Koszykówka. Donald Trump skrytykował NBA. Nazwał ligę "organizacją polityczną"

Reuters / Kevin Lamarque / Na zdjęciu: Donald Trump
Reuters / Kevin Lamarque / Na zdjęciu: Donald Trump

Prezydent USA nazwał NBA organizacją polityczną, po tym jak gracze odmówili wyjścia na parkiet. Była to forma protestu po tym, jak przez policjantów postrzelony został czarnoskóry mężczyzna, Jacob Blake.

W tym artykule dowiesz się o:

Do sytuacji doszło w stanie Wisconsin. 29-letni Jacob Blake został siedmiokrotnie postrzelony przez policję i został sparaliżowany od pasa w dół.

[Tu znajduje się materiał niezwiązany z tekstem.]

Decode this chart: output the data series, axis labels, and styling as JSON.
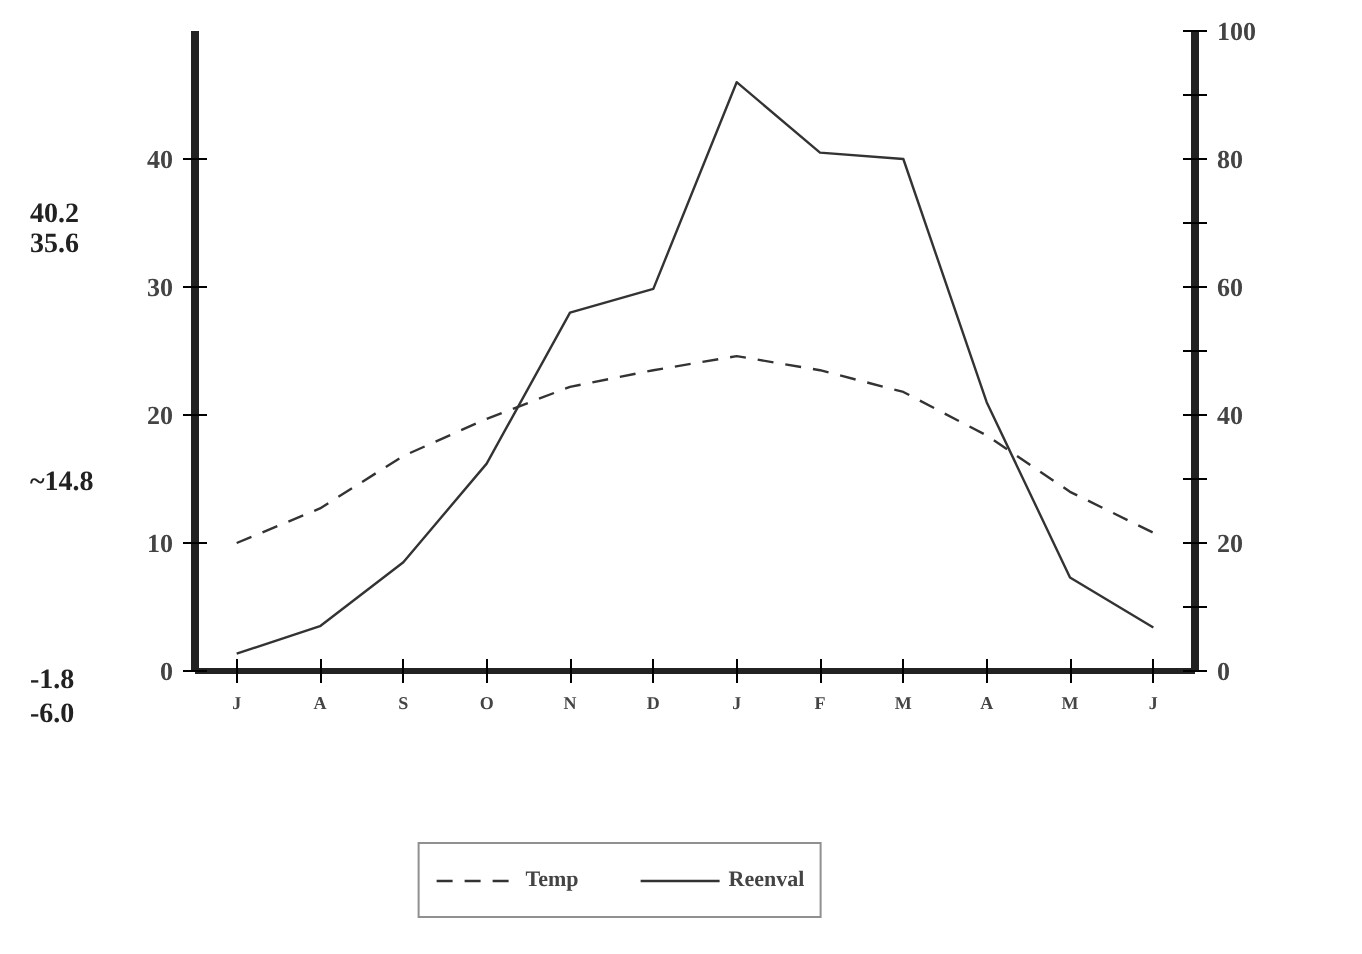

Na znak protestu koszykarze Milwaukee Bucks odmówili gry w meczu z Orlando Magic. Odwołano także pozostałe spotkania zaplanowane na środę. Zespoły z Los Angeles mówiły nawet o chęci zakończenia sezonu. Ostatecznie podjęto decyzję, że faza play-off zostanie wznowiona.

Cała sytuacja nie spodobała się prezydentowi USA Donaldowi Trumpowi. - Stali się jak organizacja polityczna, a to nie jest dobra rzecz - powiedział w czwartek, cytowany przez Sky. - Nie sądzę, żeby to było dobre dla sportu czy dla kraju - dodał.

ZOBACZ WIDEO: #dziejesiewsporcie: skandaliczne zachowanie koszykarza! Potraktował rywala brutalnie

Prezydent już wcześniej krytykował także graczy ligi futbolu (NFL) za gest przyklękania na kolano podczas hymnu. Zapoczątkowane zostało to przez Colina Kaepernicka.

Do protestu koszykarzy odniósł się starszy doradca Białego Domu, Jared Kushner. - Gracze NBA są bardzo szczęśliwi, bo mają taką sytuację finansową, w której mogą wziąć wolne od pracy bez ponoszenia konsekwencji finansowych - skomentował.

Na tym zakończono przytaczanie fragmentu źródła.